Bu konuda daha sonra uzun uzadıya yazacağım ancak bir şeyler karalayayim.
Dış
dünyamız gördüğümüz dokunduğumuz eyleme geçip mudehale ettiğimiz dünya.
İnsanlar eşyalar binalar parklar doğa dünya yer yüzü.
İç
dünyamızda ne var. Kafamizdaki dünyada. Dış dünyada etkileşime
geçtiğimiz her şeyi hafizamizda canlandırıyoruz. Aslında bir şeyi var
eden bizim onu zihnimizde var olarak algilamamiz yok olarak algiliyorsak
yok gibi gelebilir.
Hep denir ya dünyayı nasıl algıladığımız önemli diye. Evet önemli.
Ancak
iç dünyamıza hiç giriyor muyuz? Yani bilincaltina attığımız onca bilgi,
geçmiş, yaşanmışlıklar ve bu yaşanmış şeylerin bizde oluşturduğu etki.
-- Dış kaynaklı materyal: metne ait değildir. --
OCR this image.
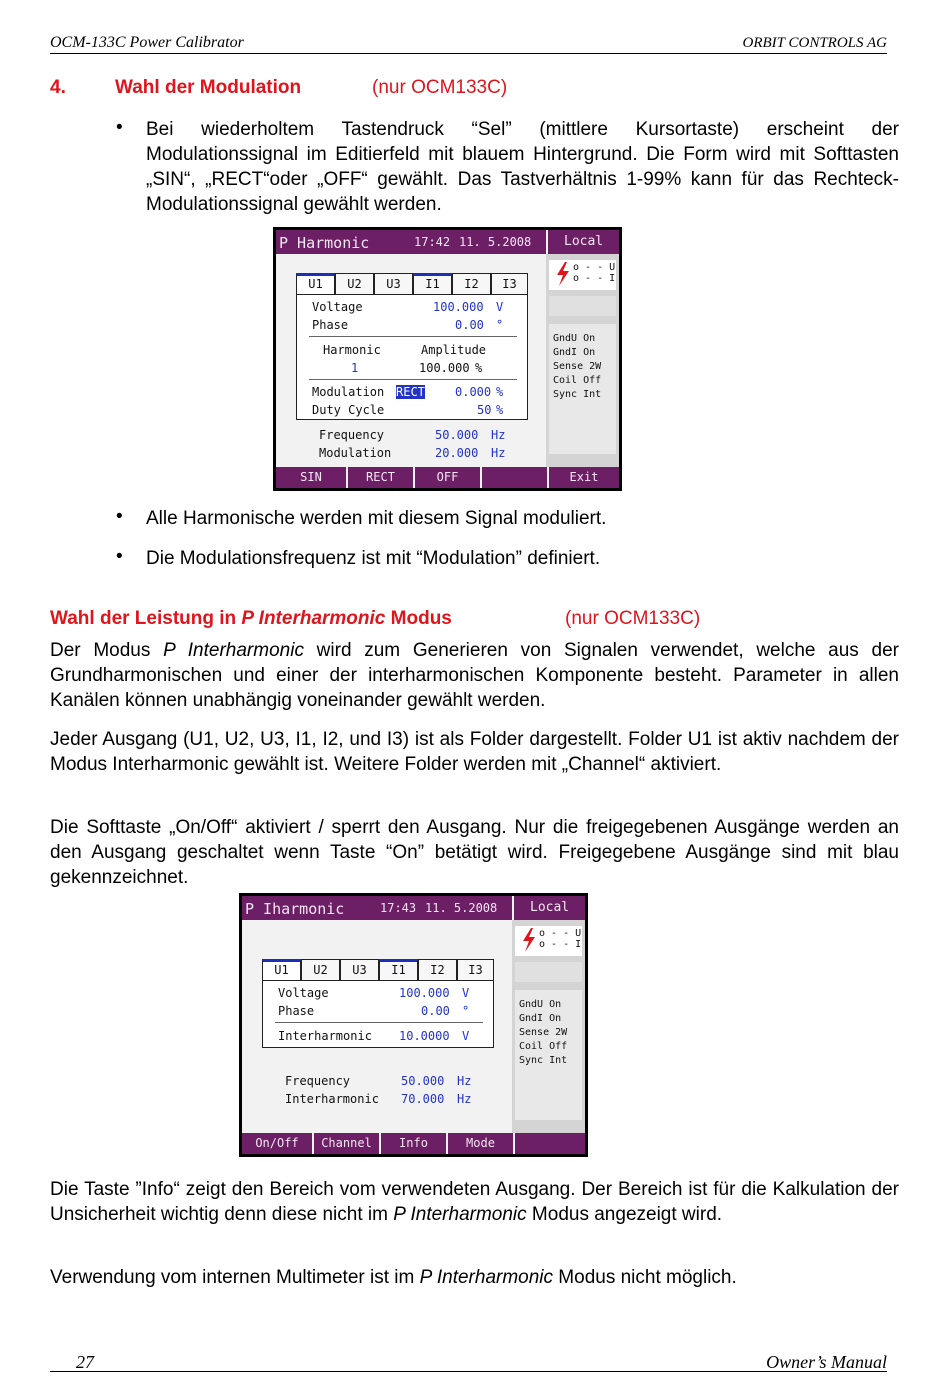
OCM-133C Power Calibrator	ORBIT CONTROLS AG
4.	Wahl der Modulation	(nur OCM133C)
• Bei wiederholtem Tastendruck “Sel” (mittlere Kursortaste) erscheint der Modulationssignal im Editierfeld mit blauem Hintergrund. Die Form wird mit Softtasten „SIN“, „RECT“oder „OFF“ gewählt. Das Tastverhältnis 1-99% kann für das Rechteck- Modulationssignal gewählt werden.
P Harmonic	17:42 11. 5.2008	Local
o - - U
o - - I
GndU On
GndI On
Sense 2W
Coil Off
Sync Int
U1	U2	U3	I1	I2	I3
Voltage	100.000 V
Phase	0.00 °
Harmonic	Amplitude
1	100.000 %
Modulation RECT	0.000 %
Duty Cycle	50 %
Frequency	50.000 Hz
Modulation	20.000 Hz
SIN	RECT	OFF	Exit
• Alle Harmonische werden mit diesem Signal moduliert.
• Die Modulationsfrequenz ist mit “Modulation” definiert.
Wahl der Leistung in P Interharmonic Modus	(nur OCM133C)
Der Modus P Interharmonic wird zum Generieren von Signalen verwendet, welche aus der Grundharmonischen und einer der interharmonischen Komponente besteht. Parameter in allen Kanälen können unabhängig voneinander gewählt werden.
Jeder Ausgang (U1, U2, U3, I1, I2, und I3) ist als Folder dargestellt. Folder U1 ist aktiv nachdem der Modus Interharmonic gewählt ist. Weitere Folder werden mit „Channel“ aktiviert.
Die Softtaste „On/Off“ aktiviert / sperrt den Ausgang. Nur die freigegebenen Ausgänge werden an den Ausgang geschaltet wenn Taste “On” betätigt wird. Freigegebene Ausgänge sind mit blau gekennzeichnet.
P Iharmonic	17:43 11. 5.2008	Local
o - - U
o - - I
GndU On
GndI On
Sense 2W
Coil Off
Sync Int
U1	U2	U3	I1	I2	I3
Voltage	100.000 V
Phase	0.00 °
Interharmonic 10.0000 V
Frequency	50.000 Hz
Interharmonic 70.000 Hz
On/Off	Channel	Info	Mode
Die Taste ”Info“ zeigt den Bereich vom verwendeten Ausgang. Der Bereich ist für die Kalkulation der Unsicherheit wichtig denn diese nicht im P Interharmonic Modus angezeigt wird.
Verwendung vom internen Multimeter ist im P Interharmonic Modus nicht möglich.
27	Owner’s Manual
Bazi etkileri bizi derinden etkileyip tedavi edemediğimiz travmalara yol
açabiliyor. Neden? Travmanin korku olduğunu düşünürsek bir şekilde
bilinç altında duran ve travmaya neden olan olay ya da durum sürekli bu
korkuyu besliyor. Bu korkunun kaynağına inmedigimizde sonucu oluşturan
nedeni görememiş oluyoruz. Yani travmanin sağladığı korkuyu
yenemedigimizden onu sürekli sürekli yaşıyoruz. Çünkü dışarıdan gelen
bir etki onu uyararak tetikleyebiliyor. Kisiligimizi oluşturan
ve yaşanmışlıkların geri beslemesiyle ve kendi capimizda
değerlendirmesiye oluşan benlik de benzer süreçlerden geçiyor. Yani bizi
biz yapan şeyin birçok çevresel nedeni var; genetik çevresel sosyal.
Yani çevremizden bir öğreti ve baskı geliyorsa o yönde kisiligimiz
oluşuyor.
İç dünyamızı bizi oluşturan bu benliğe hiç yolculuk yapıyor muyuz? Aman tanrım ne kadar korkunç sorular bunlar.
Bazense
kafamızda sürekli zihnimize düşen ve bizi baskı altına sokan bu
düşünceleri bastırıriz ve geri plana atarız. Aslında bu yapılabilirse
güzel bir yöntem. Ancak kalıcı bir çözüm değil geçici bir çözüm
olabilir.
Kafamızda soru işareti olarak gezen konuları nasıl çözebiliriz?
Her
şeyi çözemeyiz ancak kaçarak da kurtulamayiz. Bu nedenle korkusuzca
üstüne gidip nedenlerini düşünüp suçumuz varsa bunu kabul edip
içsellestirerek birakmamazi ve salmamiz gerekiyor. Yani kene gibi
yapışmış bir düşünceyi üstüne giderek onu yorarak kendimizden
uzaklaştırıp salmamiz gerekiyor.
Biz sorun olarak gördüğümüz
şeyi kabullenip onun üstüne giderek, yapabileceklerimizin sınırlarına
bakarak ne yapacağımızı belirlersek en azından bize sürekli baskı yapan
ve her durumda tetiklenen bir kök sorun olmaktan çıkarmış oluruz.
Bir nevi bataklığı kurutmamiz gerekiyor.